Here are the curator's notes for ZINC 15.
as xyz: example 1. by catalog
python ~/code/ZINC/contrib/fetch.py -t substance -f 'smiles,zinc_id' 'catalog.short_name = sial' | split -l 1000
example 2. by physical property tranche
python ~/code/ZINC/contrib/fetch.py -t substance -f 'smiles,zinc_id' 'structure.mwt < 200' 'protomer.prot_id is null' | split -a 4 -l 1000
- ls -l | wc -l (340)
qsub -t 1-340 ~ts/Code/DOCK/ligand/generate/example-protomer-wrapper.sh ~/work/protomer
delta incremental load of smiles from zinc8
as jji. based on exported smiles,sub_id from zinc8 since last update.

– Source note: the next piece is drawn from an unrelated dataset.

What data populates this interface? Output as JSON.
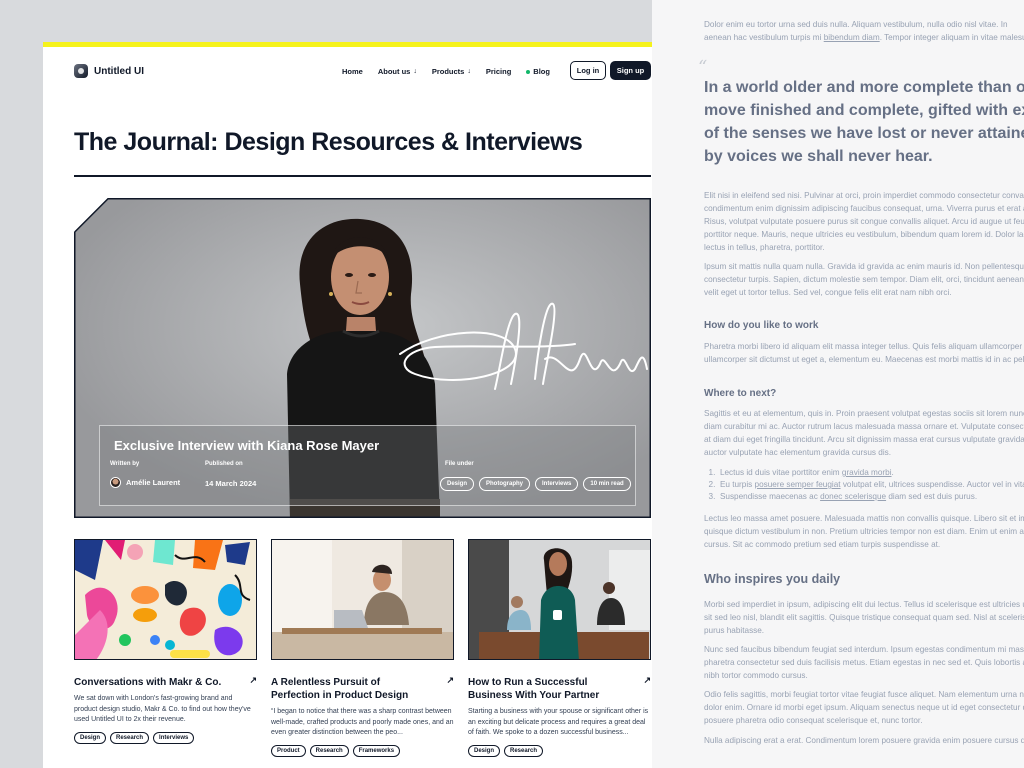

python ~/code/ZINC/zinc/load/create_substances.py xaa.ism --progress
database export by property tranche
as xyz per ~/zinc14/byproperty/
psql> cluster each table by primary key (or whatever makes sense)
psql > vacuum verbose analyze
for each fast moving table
create temporary table blah (id integer);
\copy blah from 'ji4.txt'
\copy (select * from retired where replacement_fk in (select id from blah) ) to 'ji4.retired.save'
delete from substance where sub_id in (select id from blah) ;
select * from catalog_item where sub_id_fk in (select id from blah);
create table target_class2 (like target_class);
on postgres vacuuming
I am noticing that, when I am doing major revisions of the protomer, substance and chembl21a.sea tables, where "major revisions" means adding, modifying or deleting multiple millions of rows per week and sometimes even per day, that when these massive changes are being done, I need to vacuum analyze the table at least once a week to prevent autovacuum from kicking in. Autovacuum is slower than a manually executed vacuum verbose analyze, and does not do as good a job. For those tables that are changing less than one million rows a week, vacuuming once a month is probably good enough.